Even though Quality is no longer the buzzword that it was in the 1980s, its offshoot, ‘Best Practice’ unfortunately lives on. In the private sector this does not have a huge impact because many organisations try and keep their cards close to their chests and often ‘reinvent the wheel’. In academia or public sector organisations, the sharing of Best Practice is widespread. In some cases, the accompanying knowledge is also transferred, but the dangers of doing this are great. Innovation best practice might actually be bad for you.

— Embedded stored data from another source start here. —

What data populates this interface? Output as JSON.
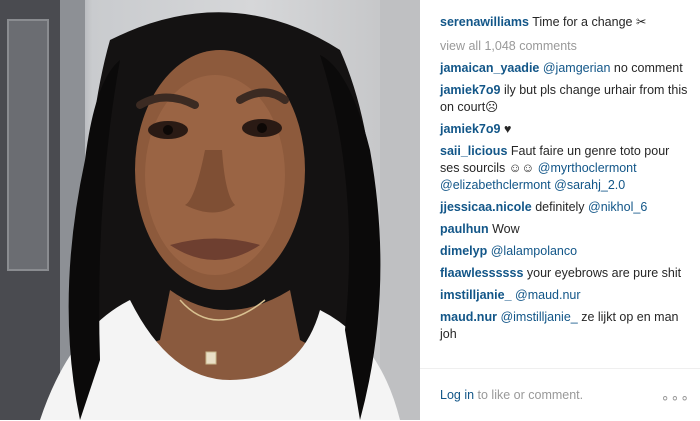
{
  "post": {
    "author": "serenawilliams",
    "caption": "Time for a change",
    "caption_icon": "scissors-icon",
    "view_all": "view all 1,048 comments"
  },
  "comments": [
    {
      "user": "jamaican_yaadie",
      "mention": "@jamgerian",
      "text": " no comment"
    },
    {
      "user": "jamiek7o9",
      "text": " ily but pls change urhair from this on court☹"
    },
    {
      "user": "jamiek7o9",
      "text": " ♥"
    },
    {
      "user": "saii_licious",
      "text": " Faut faire un genre toto pour ses sourcils ☺☺ ",
      "mention": "@myrthoclermont",
      "extra_mentions": "@elizabethclermont @sarahj_2.0"
    },
    {
      "user": "jjessicaa.nicole",
      "text": " definitely ",
      "mention": "@nikhol_6"
    },
    {
      "user": "paulhun",
      "text": " Wow"
    },
    {
      "user": "dimelyp",
      "mention": "@lalampolanco",
      "text": ""
    },
    {
      "user": "flaawlessssss",
      "text": " your eyebrows are pure shit"
    },
    {
      "user": "imstilljanie_",
      "mention": "@maud.nur",
      "text": ""
    },
    {
      "user": "maud.nur",
      "mention": "@imstilljanie_",
      "text": " ze lijkt op en man joh"
    }
  ],
  "footer": {
    "login_link": "Log in",
    "login_text": " to like or comment.",
    "more": "∘∘∘"
  },
  "colors": {
    "username": "#125688",
    "muted": "#999999",
    "text": "#262626"
  }
}
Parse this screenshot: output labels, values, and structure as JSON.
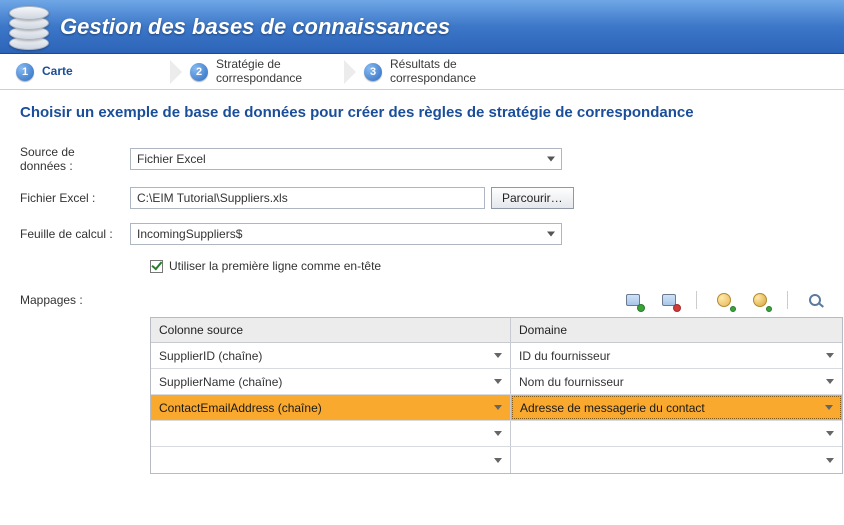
{
  "header": {
    "title": "Gestion des bases de connaissances"
  },
  "wizard": {
    "steps": [
      {
        "num": "1",
        "label": "Carte"
      },
      {
        "num": "2",
        "label": "Stratégie de\ncorrespondance"
      },
      {
        "num": "3",
        "label": "Résultats de\ncorrespondance"
      }
    ]
  },
  "subheading": "Choisir un exemple de base de données pour créer des règles de stratégie de correspondance",
  "form": {
    "dataSourceLabel": "Source de données :",
    "dataSourceValue": "Fichier Excel",
    "excelFileLabel": "Fichier Excel :",
    "excelFileValue": "C:\\EIM Tutorial\\Suppliers.xls",
    "browseButton": "Parcourir…",
    "worksheetLabel": "Feuille de calcul :",
    "worksheetValue": "IncomingSuppliers$",
    "headerCheckboxLabel": "Utiliser la première ligne comme en-tête",
    "headerCheckboxChecked": true
  },
  "mappings": {
    "label": "Mappages :",
    "headers": {
      "source": "Colonne source",
      "domain": "Domaine"
    },
    "rows": [
      {
        "source": "SupplierID (chaîne)",
        "domain": "ID du fournisseur",
        "active": false
      },
      {
        "source": "SupplierName (chaîne)",
        "domain": "Nom du fournisseur",
        "active": false
      },
      {
        "source": "ContactEmailAddress (chaîne)",
        "domain": "Adresse de messagerie du contact",
        "active": true
      },
      {
        "source": "",
        "domain": "",
        "active": false
      },
      {
        "source": "",
        "domain": "",
        "active": false
      }
    ]
  },
  "toolbarIcons": {
    "addMapping": "add-mapping-icon",
    "removeMapping": "remove-mapping-icon",
    "createDomain": "create-domain-icon",
    "createCompositeDomain": "create-composite-domain-icon",
    "preview": "preview-icon"
  }
}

It always seemed to be the case that Quality was ‘inspected in’, i.e. the more you inspected a system, the more quality you got. This was thankfully superseded by modern quality systems where the emphasis was on the process itself. Best Practice seems to have followed a similar fate. It seems to be something that you give to other people and the more you give (or receive) the better it is. Or so the theory goes.

If someone tells you to do something but without telling you why, you would think twice about doing it, particularly if it might hurt. Often, organisations adopt working practices and tools simply because someone else is using them successfully and they have no idea why that course of action should work in a new situation or what the side effects might be.

For instance, I have a classic car which occasionally has a problem with a sticking carburettor float. The remedy is to tap it gently with a small hammer. Someone else might deduce that the way to fix a car which has stopped without explanation is to hit it under the bonnet with a hammer. I have made use of some knowledge that was transferred with the ‘Best Practice’. This is just one of the reasons why knowledge transfer is an important part of any Innovation Programme.

If we look at the world of Literature or Art, then copying what someone else has created is known, rather bluntly, as plagiarism. This is quite rightly frowned upon. Even if the originator gives you permission to duplicate the work, the original ‘soul’ or ‘emotion’ that went into the work is lost.